Podemos decir entonces que la Biblia habla de la iglesia local más que de la universal. Ciertamente la palabra «miembros» en este pasaje viene de la comparación con el cuerpo humano, pero la podemos considerar metafórica cuando se aplica a la iglesia. Pues no veo alguna buena razón de que la Biblia se refiere a las iglesias universal.

La Iglesia somos todos los Cristianos en Casa

Por otro lado, vemos que la Biblia, en el libro de Hecho, menciona que los nuevos creyentes se «añadieron a la iglesia»;

«Así que, los que recibieron su palabra fueron bautizados; y se añadieron aquel día como tres mil personas». Hechos 2:41

«Y el Señor añadía cada día a la iglesia los que habían de ser salvos». Hechos 2:47

Ciertamente ser «añadido a la iglesia» se podría referir a la universal; cuando alguien se convierte en creyente, pasa a formar parte de alguna de las iglesias universal, el pueblo de Dios. Pero, y ¿Por qué no?, ¿más bien se estaría refiriendo a la iglesia local?. Ya que al considerar el bautismo en agua como una ordenanza de la iglesia local, se vería más natural que dijera: «Fueron bautizados; y se añadieron…», por lo menos en el versículo 41. Quizás el lenguaje aquí nos ayude a definir la distinción (de suma importancia) entre asistir a una de las iglesias y pertenecer a una iglesia.
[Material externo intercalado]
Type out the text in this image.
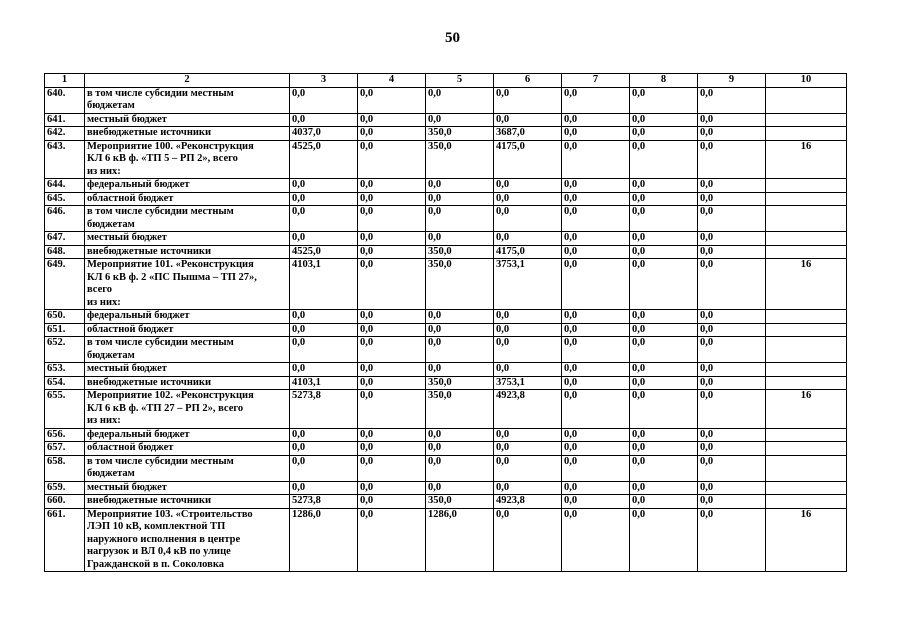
50
1	2	3	4	5	6	7	8	9	10
640.	в том числе субсидии местным
бюджетам	0,0	0,0	0,0	0,0	0,0	0,0	0,0	
641.	местный бюджет	0,0	0,0	0,0	0,0	0,0	0,0	0,0	
642.	внебюджетные источники	4037,0	0,0	350,0	3687,0	0,0	0,0	0,0	
643.	Мероприятие 100. «Реконструкция
КЛ 6 кВ ф. «ТП 5 – РП 2», всего
из них:	4525,0	0,0	350,0	4175,0	0,0	0,0	0,0	16
644.	федеральный бюджет	0,0	0,0	0,0	0,0	0,0	0,0	0,0	
645.	областной бюджет	0,0	0,0	0,0	0,0	0,0	0,0	0,0	
646.	в том числе субсидии местным
бюджетам	0,0	0,0	0,0	0,0	0,0	0,0	0,0	
647.	местный бюджет	0,0	0,0	0,0	0,0	0,0	0,0	0,0	
648.	внебюджетные источники	4525,0	0,0	350,0	4175,0	0,0	0,0	0,0	
649.	Мероприятие 101. «Реконструкция
КЛ 6 кВ ф. 2 «ПС Пышма – ТП 27»,
всего
из них:	4103,1	0,0	350,0	3753,1	0,0	0,0	0,0	16
650.	федеральный бюджет	0,0	0,0	0,0	0,0	0,0	0,0	0,0	
651.	областной бюджет	0,0	0,0	0,0	0,0	0,0	0,0	0,0	
652.	в том числе субсидии местным
бюджетам	0,0	0,0	0,0	0,0	0,0	0,0	0,0	
653.	местный бюджет	0,0	0,0	0,0	0,0	0,0	0,0	0,0	
654.	внебюджетные источники	4103,1	0,0	350,0	3753,1	0,0	0,0	0,0	
655.	Мероприятие 102. «Реконструкция
КЛ 6 кВ ф. «ТП 27 – РП 2», всего
из них:	5273,8	0,0	350,0	4923,8	0,0	0,0	0,0	16
656.	федеральный бюджет	0,0	0,0	0,0	0,0	0,0	0,0	0,0	
657.	областной бюджет	0,0	0,0	0,0	0,0	0,0	0,0	0,0	
658.	в том числе субсидии местным
бюджетам	0,0	0,0	0,0	0,0	0,0	0,0	0,0	
659.	местный бюджет	0,0	0,0	0,0	0,0	0,0	0,0	0,0	
660.	внебюджетные источники	5273,8	0,0	350,0	4923,8	0,0	0,0	0,0	
661.	Мероприятие 103. «Строительство
ЛЭП 10 кВ, комплектной ТП
наружного исполнения в центре
нагрузок и ВЛ 0,4 кВ по улице
Гражданской в п. Соколовка	1286,0	0,0	1286,0	0,0	0,0	0,0	0,0	16
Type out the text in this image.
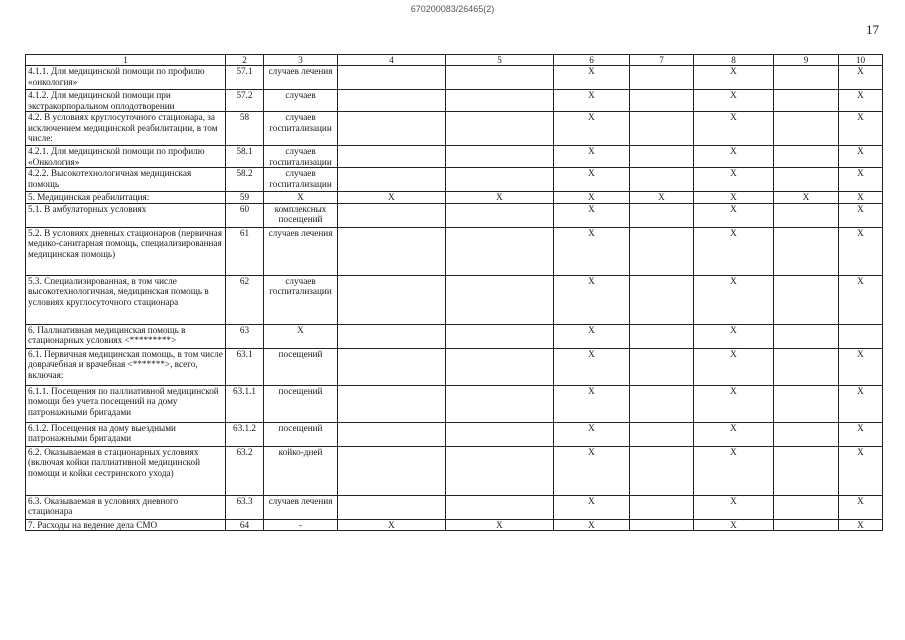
670200083/26465(2)
17
1	2	3	4	5	6	7	8	9	10
4.1.1. Для медицинской помощи по профилю «онкология»	57.1	случаев лечения			X		X		X
4.1.2. Для медицинской помощи при экстракорпоральном оплодотворении	57.2	случаев			X		X		X
4.2. В условиях круглосуточного стационара, за исключением медицинской реабилитации, в том числе:	58	случаев госпитализации			X		X		X
4.2.1. Для медицинской помощи по профилю «Онкология»	58.1	случаев госпитализации			X		X		X
4.2.2. Высокотехнологичная медицинская помощь	58.2	случаев госпитализации			X		X		X
5. Медицинская реабилитация:	59	X	X	X	X	X	X	X	X
5.1. В амбулаторных условиях	60	комплексных посещений			X		X		X
5.2. В условиях дневных стационаров (первичная медико-санитарная помощь, специализированная медицинская помощь)	61	случаев лечения			X		X		X
5.3. Специализированная, в том числе высокотехнологичная, медицинская помощь в условиях круглосуточного стационара	62	случаев госпитализации			X		X		X
6. Паллиативная медицинская помощь в стационарных условиях <*********>	63	X			X		X		
6.1. Первичная медицинская помощь, в том числе доврачебная и врачебная <*******>, всего, включая:	63.1	посещений			X		X		X
6.1.1. Посещения по паллиативной медицинской помощи без учета посещений на дому патронажными бригадами	63.1.1	посещений			X		X		X
6.1.2. Посещения на дому выездными патронажными бригадами	63.1.2	посещений			X		X		X
6.2. Оказываемая в стационарных условиях (включая койки паллиативной медицинской помощи и койки сестринского ухода)	63.2	койко-дней			X		X		X
6.3. Оказываемая в условиях дневного стационара	63.3	случаев лечения			X		X		X
7. Расходы на ведение дела СМО	64	-	X	X	X		X		X
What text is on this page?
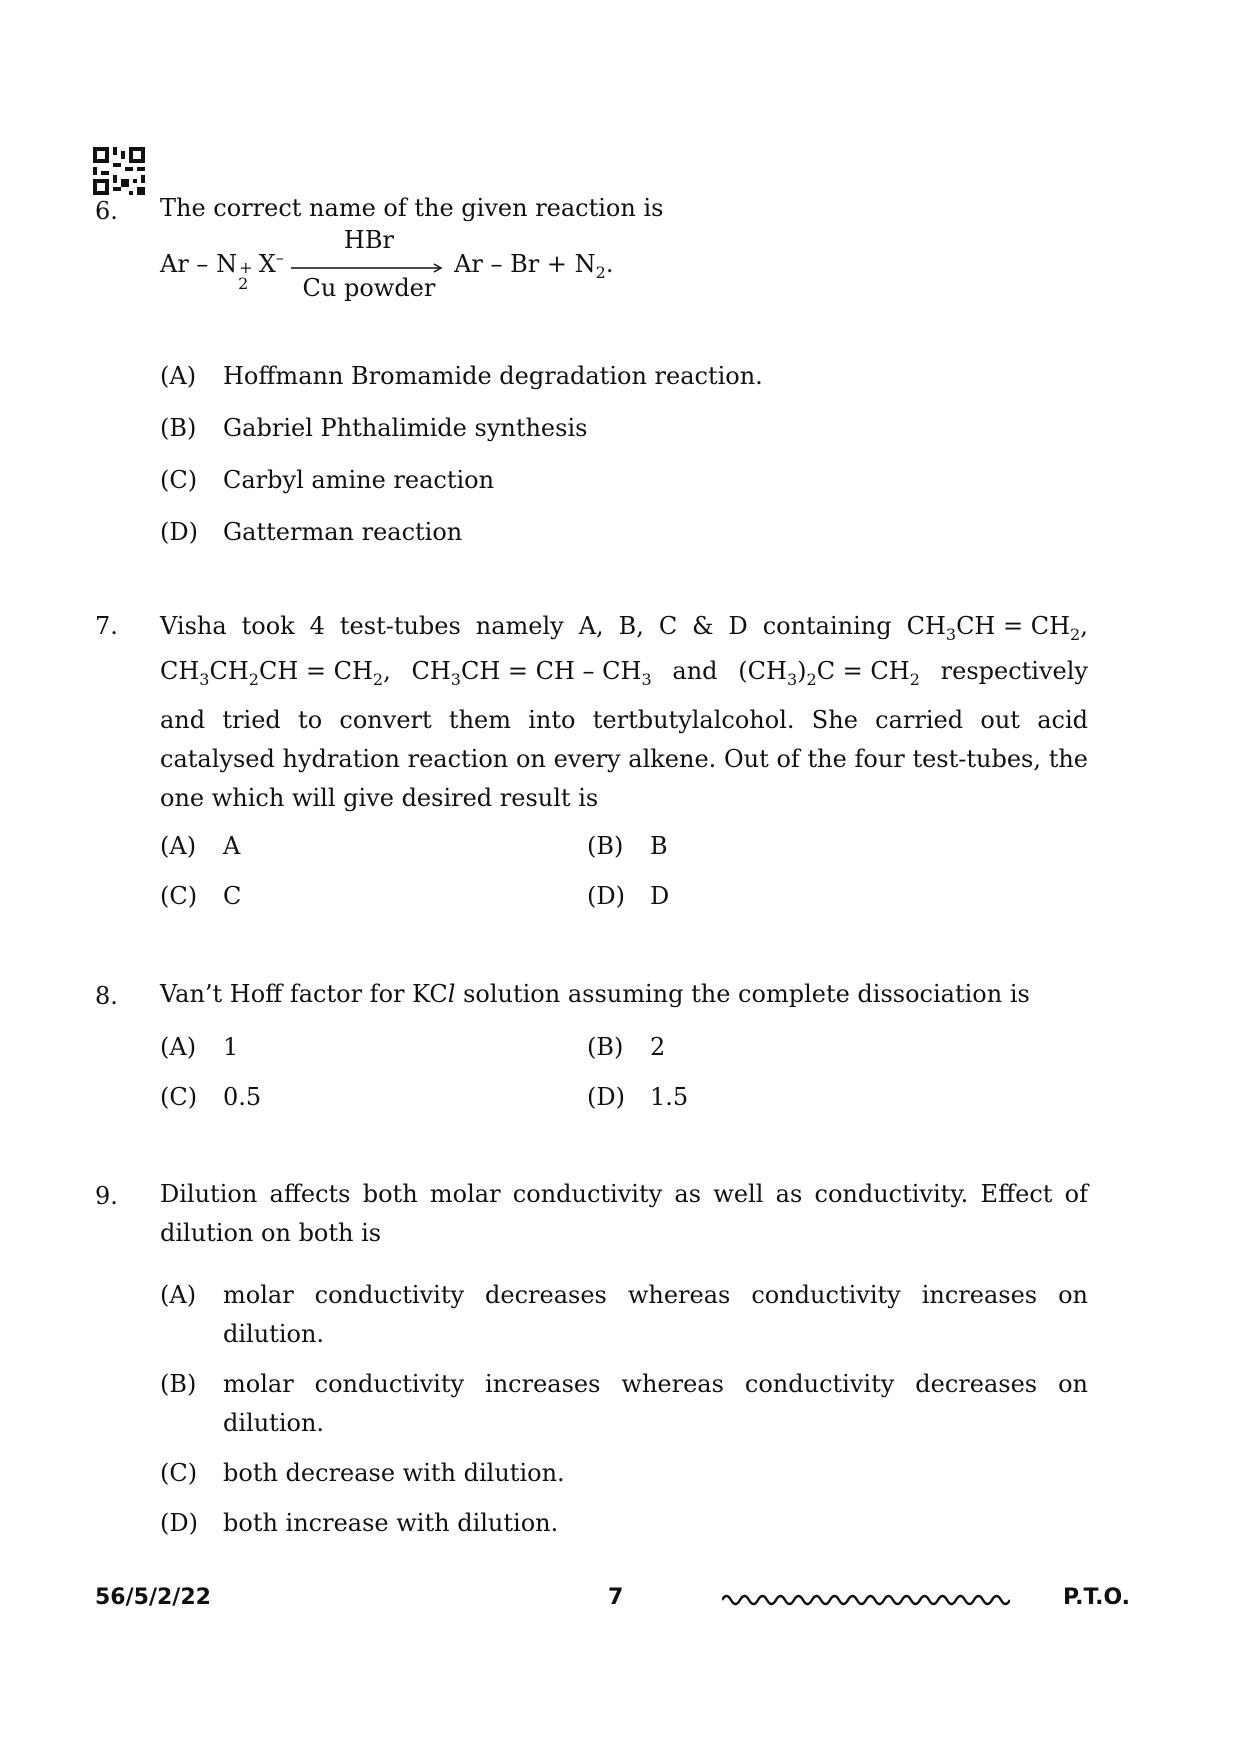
6. The correct name of the given reaction is
Ar – N +
2
X–
HBr
Cu powder
$Ar - Br + N_2$.
(A) Hoffmann Bromamide degradation reaction.
(B) Gabriel Phthalimide synthesis
(C) Carbyl amine reaction
(D) Gatterman reaction
7. Visha took 4 test-tubes namely A, B, C & D containing $CH_3CH = CH_2$,
$CH_3CH_2CH = CH_2$, $CH_3CH$ = CH – $CH_3$ and $(CH_3)_2C = CH_2$ respectively
and tried to convert them into tertbutylalcohol. She carried out acid catalysed hydration reaction on every alkene. Out of the four test-tubes, the one which will give desired result is
(A) A	(B) B
(C) C	(D) D
8. Van’t Hoff factor for KCl solution assuming the complete dissociation is
(A) 1	(B) 2
(C) 0.5	(D) 1.5
9. Dilution affects both molar conductivity as well as conductivity. Effect of dilution on both is
(A) molar conductivity decreases whereas conductivity increases on dilution.
(B) molar conductivity increases whereas conductivity decreases on dilution.
(C) both decrease with dilution.
(D) both increase with dilution.
56/5/2/22	7	P.T.O.
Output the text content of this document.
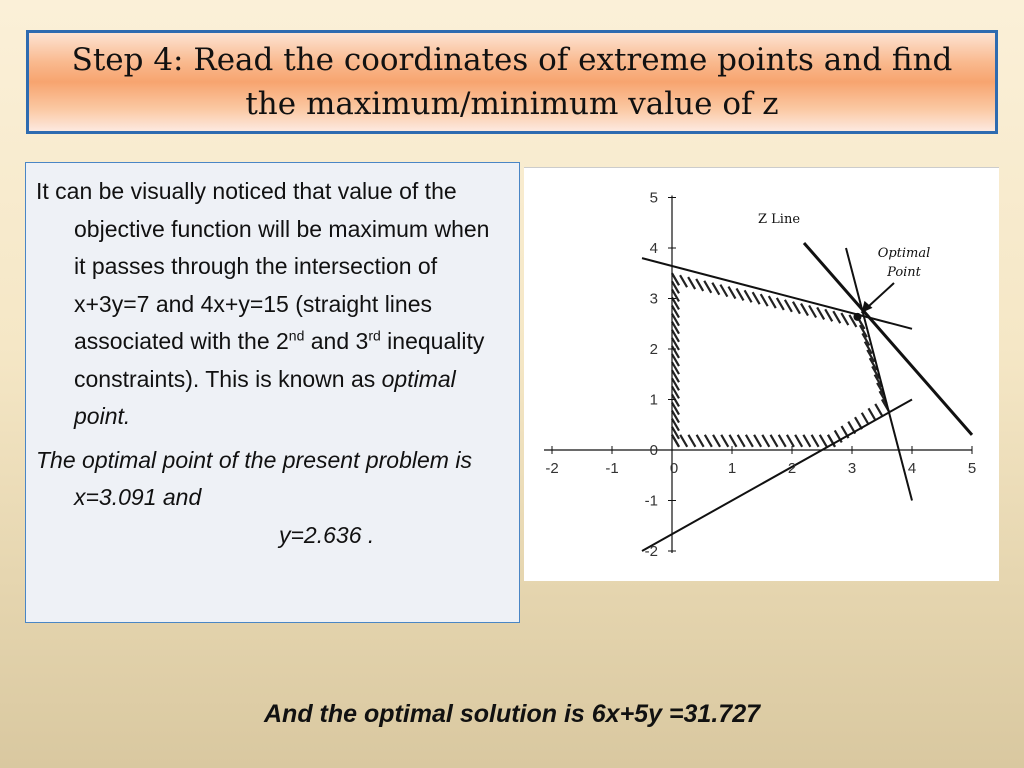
Step 4: Read the coordinates of extreme points and find the maximum/minimum value of z

It can be visually noticed that value of the objective function will be maximum when it passes through the intersection of x+3y=7 and 4x+y=15 (straight lines associated with the 2nd and 3rd inequality constraints). This is known as optimal point.

The optimal point of the present problem is x=3.091 and
y=2.636 .

-2	-1	0	1	2	3	4	5
-2
-1
0
1
2
3
4
5
Z Line
Optimal
Point
And the optimal solution is 6x+5y =31.727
Cuidado con los Cristianos HIPÓCRITAS de las iglesias

El Apóstol Pedro cuando le tocó sustituir a Judas Izcariote, lo hizo delante de muchos nombres; «De ciento veinte en numero», fue lo que dijo.

«Y en aquellos días, Pedro, levantándose en medio de los hermanos, dijo; y era la compañía de junta de ciento y veinte en número». Hechos 1:15

La Biblia cuando menciona números, también se refiere a nombres, es decir; personalmente, la iglesia local. Y lo podemos ver cuando en los censos de esa época hablaban de contar lo nombres. Los mismos expertos dicen que no es el único aso. El libro de Números es una muestra;

«…la cuenta de los nombres…». Números 1:2

«Y todos los primogénitos varones, conforme a la cuenta de los nombres, de un mes arriba, los contados de ellos fueron veinte y dos mil doscientos setenta y tres». Números 3:43

Si lo vemos rápido, puede parecer bíblico, y hasta podría sonar espiritual, afirmar que ser miembro de una iglesia es algo establecido por Dios, sin embargo, es algo impuesto por los hombres. No podemos basar el cristianismo en pasajes aislados, es necesario profundizar en las enseñanzas de la Biblia. Exige más trabajo, pero es así.